Bagdad, années 30. Ce récit à tiroirs et rebondissements, véritable tableau de l’Irak et des enjeux moyen-orientaux à la veille de la Seconde Guerre Mondiale, permet à Sherko Fatah de revenir sur l’histoire de la région, et ramène à des enjeux parfaitement contemporains. Bagdad sous protectorat britannique, ses communautés musulmanes, juives, chrétiennes qui cohabitent ; des tensions diffuses, une très grande misère, la légende, Lawrence d’Arabie ; et la montée, loin du côté de l’Europe, d’un Reich qui diffuse ses idées, promettant son soutien à la libération des peuples…

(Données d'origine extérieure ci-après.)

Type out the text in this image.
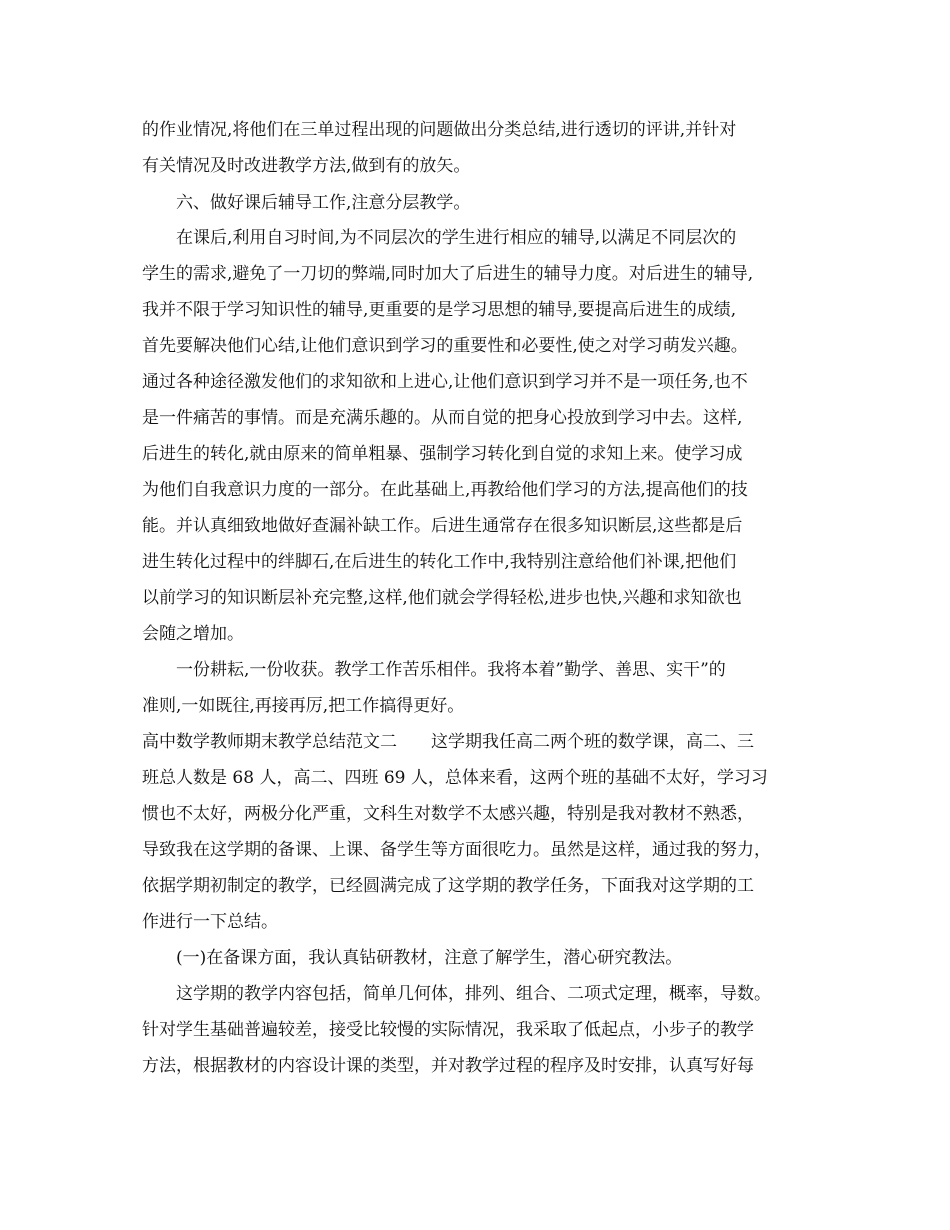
的作业情况,将他们在三单过程出现的问题做出分类总结,进行透切的评讲,并针对
有关情况及时改进教学方法,做到有的放矢。
六、做好课后辅导工作,注意分层教学。
在课后,利用自习时间,为不同层次的学生进行相应的辅导,以满足不同层次的
学生的需求,避免了一刀切的弊端,同时加大了后进生的辅导力度。对后进生的辅导,
我并不限于学习知识性的辅导,更重要的是学习思想的辅导,要提高后进生的成绩,
首先要解决他们心结,让他们意识到学习的重要性和必要性,使之对学习萌发兴趣。
通过各种途径激发他们的求知欲和上进心,让他们意识到学习并不是一项任务,也不
是一件痛苦的事情。而是充满乐趣的。从而自觉的把身心投放到学习中去。这样,
后进生的转化,就由原来的简单粗暴、强制学习转化到自觉的求知上来。使学习成
为他们自我意识力度的一部分。在此基础上,再教给他们学习的方法,提高他们的技
能。并认真细致地做好查漏补缺工作。后进生通常存在很多知识断层,这些都是后
进生转化过程中的绊脚石,在后进生的转化工作中,我特别注意给他们补课,把他们
以前学习的知识断层补充完整,这样,他们就会学得轻松,进步也快,兴趣和求知欲也
会随之增加。
一份耕耘,一份收获。教学工作苦乐相伴。我将本着”勤学、善思、实干”的
准则,一如既往,再接再厉,把工作搞得更好。
高中数学教师期末教学总结范文二　　这学期我任高二两个班的数学课，高二、三
班总人数是 68 人，高二、四班 69 人，总体来看，这两个班的基础不太好，学习习
惯也不太好，两极分化严重，文科生对数学不太感兴趣，特别是我对教材不熟悉，
导致我在这学期的备课、上课、备学生等方面很吃力。虽然是这样，通过我的努力，
依据学期初制定的教学，已经圆满完成了这学期的教学任务，下面我对这学期的工
作进行一下总结。
(一)在备课方面，我认真钻研教材，注意了解学生，潜心研究教法。
这学期的教学内容包括，简单几何体，排列、组合、二项式定理，概率，导数。
针对学生基础普遍较差，接受比较慢的实际情况，我采取了低起点，小步子的教学
方法，根据教材的内容设计课的类型，并对教学过程的程序及时安排，认真写好每
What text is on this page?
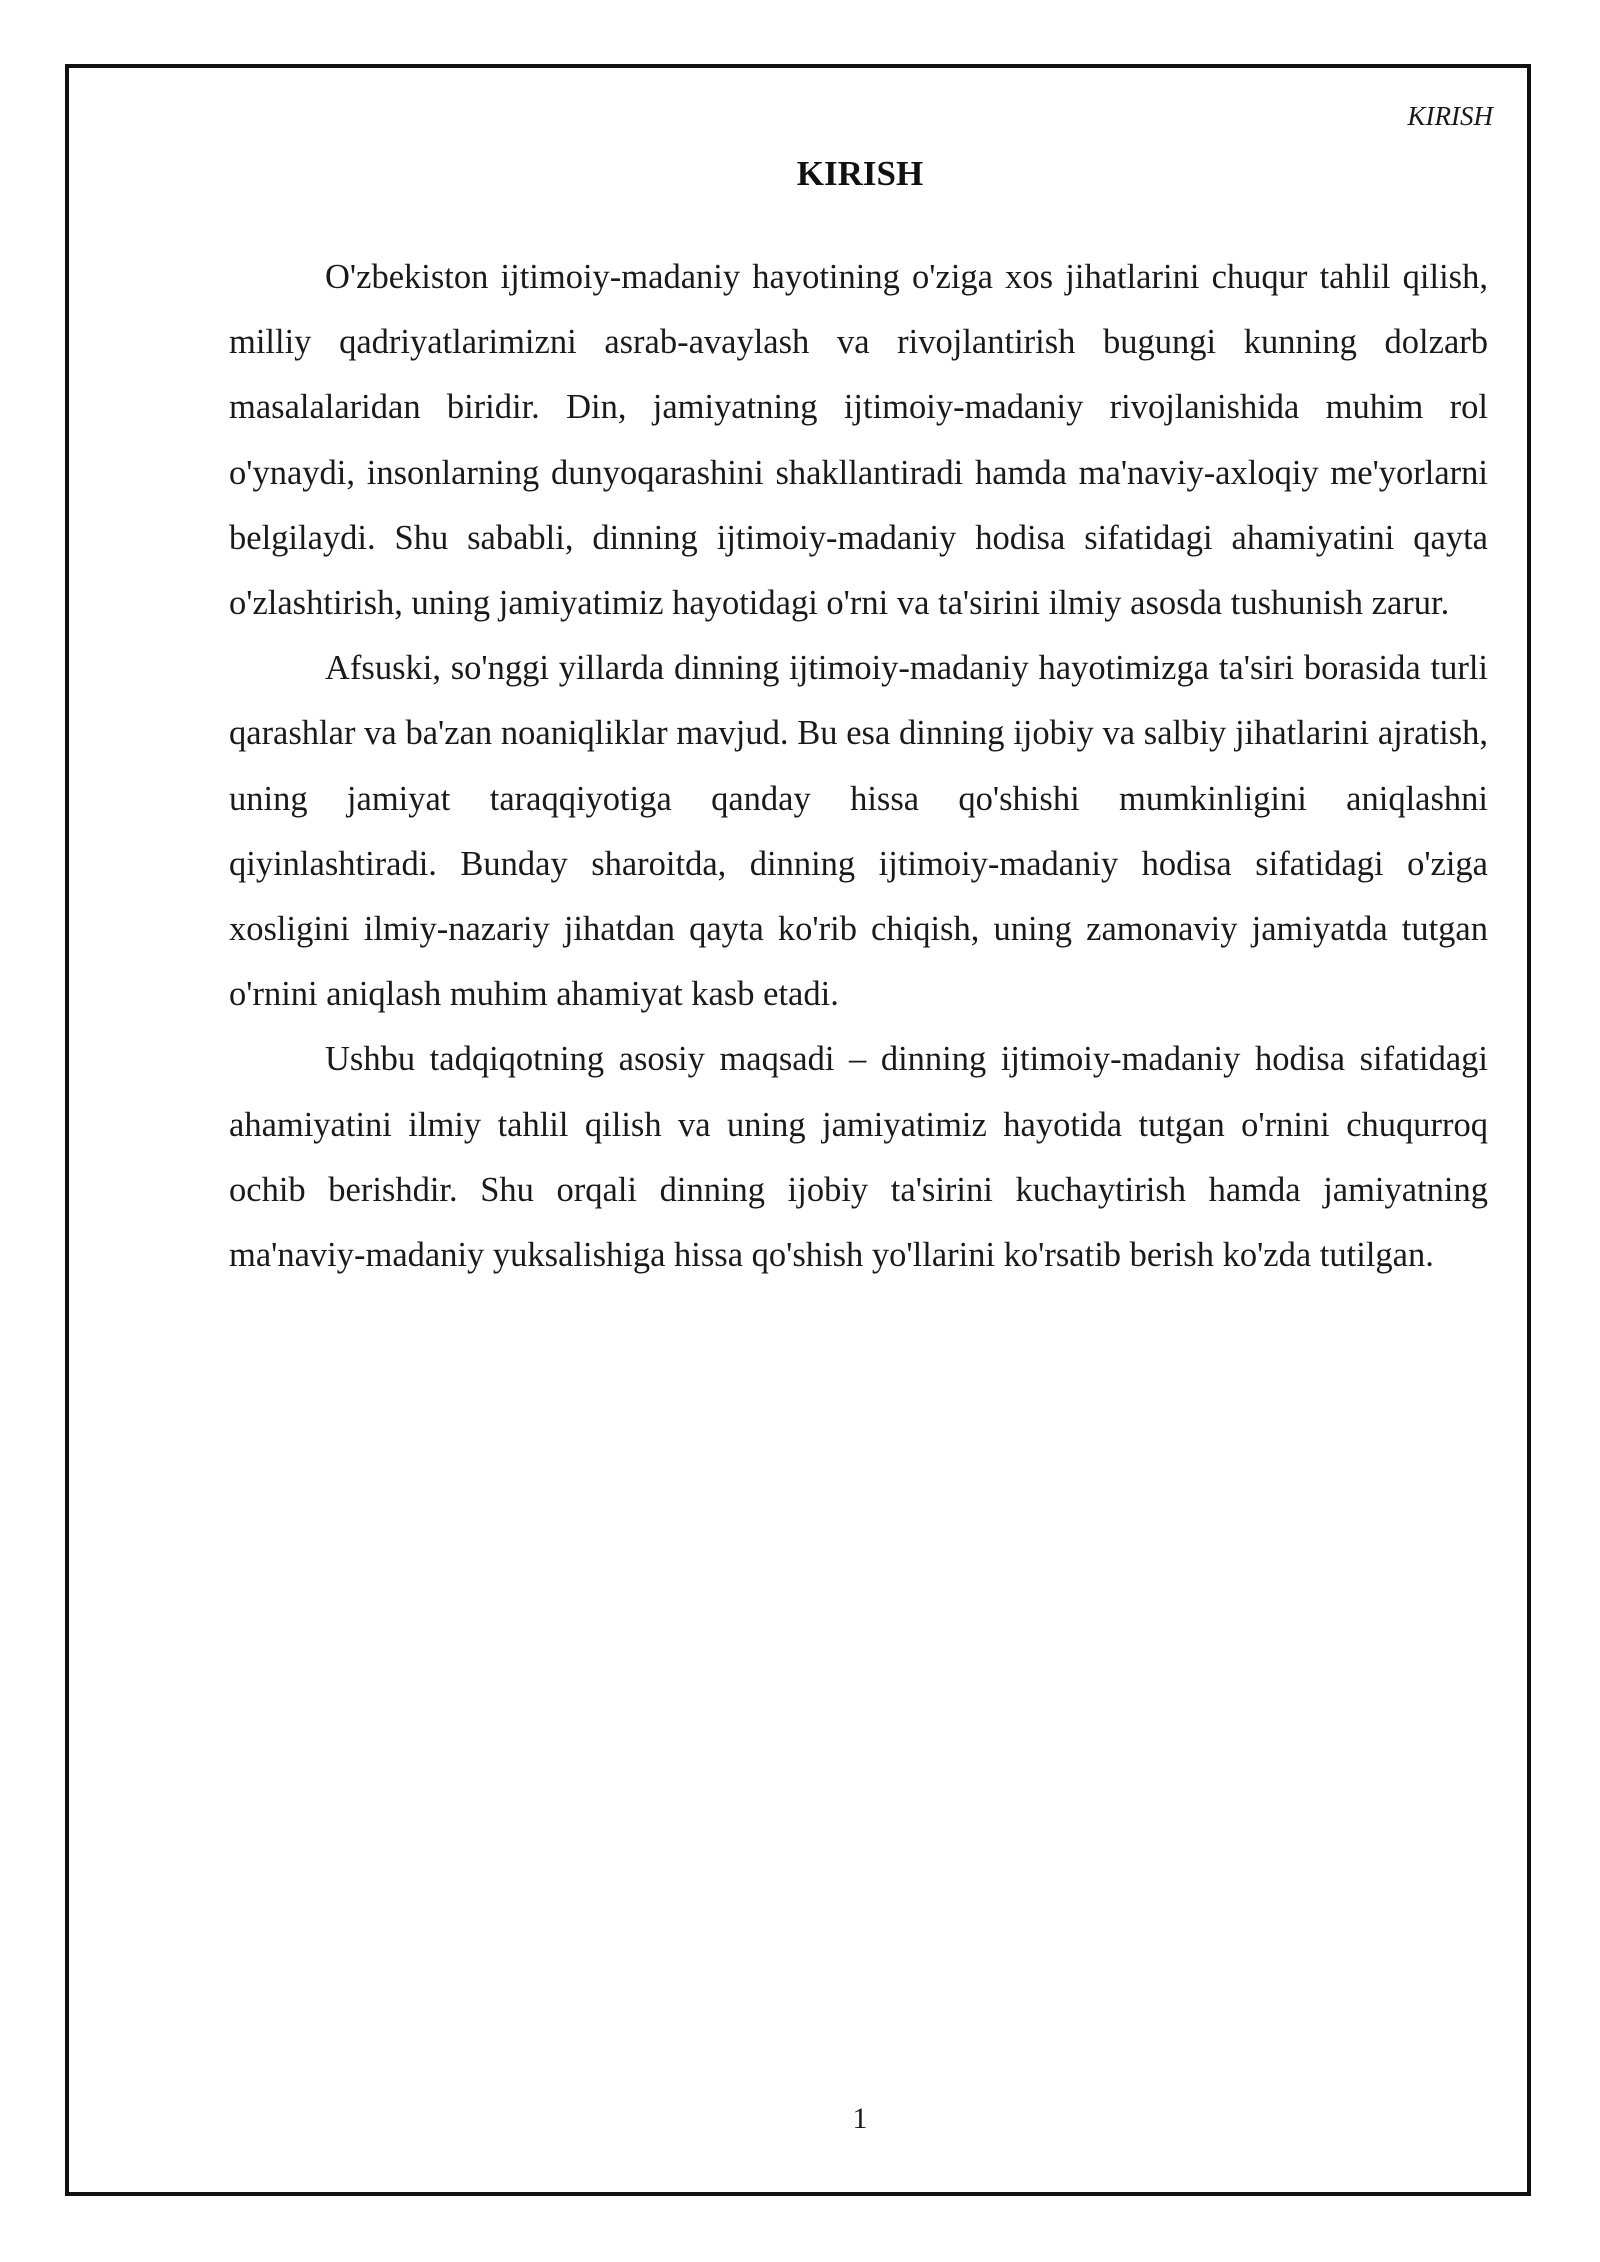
KIRISH
KIRISH

O'zbekiston ijtimoiy-madaniy hayotining o'ziga xos jihatlarini chuqur tahlil qilish, milliy qadriyatlarimizni asrab-avaylash va rivojlantirish bugungi kunning dolzarb masalalaridan biridir. Din, jamiyatning ijtimoiy-madaniy rivojlanishida muhim rol o'ynaydi, insonlarning dunyoqarashini shakllantiradi hamda ma'naviy-axloqiy me'yorlarni belgilaydi. Shu sababli, dinning ijtimoiy-madaniy hodisa sifatidagi ahamiyatini qayta o'zlashtirish, uning jamiyatimiz hayotidagi o'rni va ta'sirini ilmiy asosda tushunish zarur.

Afsuski, so'nggi yillarda dinning ijtimoiy-madaniy hayotimizga ta'siri borasida turli qarashlar va ba'zan noaniqliklar mavjud. Bu esa dinning ijobiy va salbiy jihatlarini ajratish, uning jamiyat taraqqiyotiga qanday hissa qo'shishi mumkinligini aniqlashni qiyinlashtiradi. Bunday sharoitda, dinning ijtimoiy-madaniy hodisa sifatidagi o'ziga xosligini ilmiy-nazariy jihatdan qayta ko'rib chiqish, uning zamonaviy jamiyatda tutgan o'rnini aniqlash muhim ahamiyat kasb etadi.

Ushbu tadqiqotning asosiy maqsadi – dinning ijtimoiy-madaniy hodisa sifatidagi ahamiyatini ilmiy tahlil qilish va uning jamiyatimiz hayotida tutgan o'rnini chuqurroq ochib berishdir. Shu orqali dinning ijobiy ta'sirini kuchaytirish hamda jamiyatning ma'naviy-madaniy yuksalishiga hissa qo'shish yo'llarini ko'rsatib berish ko'zda tutilgan.

1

Le petit voleur de Sherko Fatah s’appelle Anouar. Le hasard, des envies mal maîtrisées, le conduiront de Bagdad à Berlin en guerre et jusqu’à Stalingrad, avant un retour au pays où son passé le rattrapera. Un médecin allemand, des souvenirs trop nets : il est question de liberté et d’embrigadement, de choix et de contraintes, de peurs et d’envie, le tout sur fond d’histoires d’amour et d’amitié impossibles. Fatah croise histoire, romanesque, aventure dans un récit tristement universel, une histoire de trahison, d’alliances, d’espoir, d’opportunisme et de résignation.

Il joue des contrastes : Bagdad endormie, baignée de lumière, ses murs d’escalade pour Anouar apprenti voleur, les bords de fleuve ; Berlin, noire et blanche, glaciale, nocturne, terrifiante. Des Chemises noires irakiennes à un rôle de garde du corps esclave du Grand Mufti de Jérusalem, « prince arabe » accueilli dans la capitale allemande, Anouar perd vite la maîtrise de son destin, balloté d’un ordre à l’autre, suiveur, exécutant, jusqu’à ces semaines comme membre de l’Unité musulmane orientale, très loin, trop loin de chez lui. La défaite allemande signe son bon de retour pour l’Irak, où il devient une figure discrète, efficace, silencieuse, mais incapable d’oublier.

Un voleur de Bagdad possède du souffle, pour conter, mais également pour reprendre, posément, ces moments où nationalisme arabe et antisémitisme se nouent, ces perspectives brouillées qui conduisent un Grand Mufti vers une résidence berlinoise, ou l’improbable destin des unités SS musulmanes. Sherko Fatah raconte à la fois l’intime, le secret, et l’Histoire. Le résultat est à la hauteur de son ambition.

 

Traduit de l’allemand par Olivier Mannoni.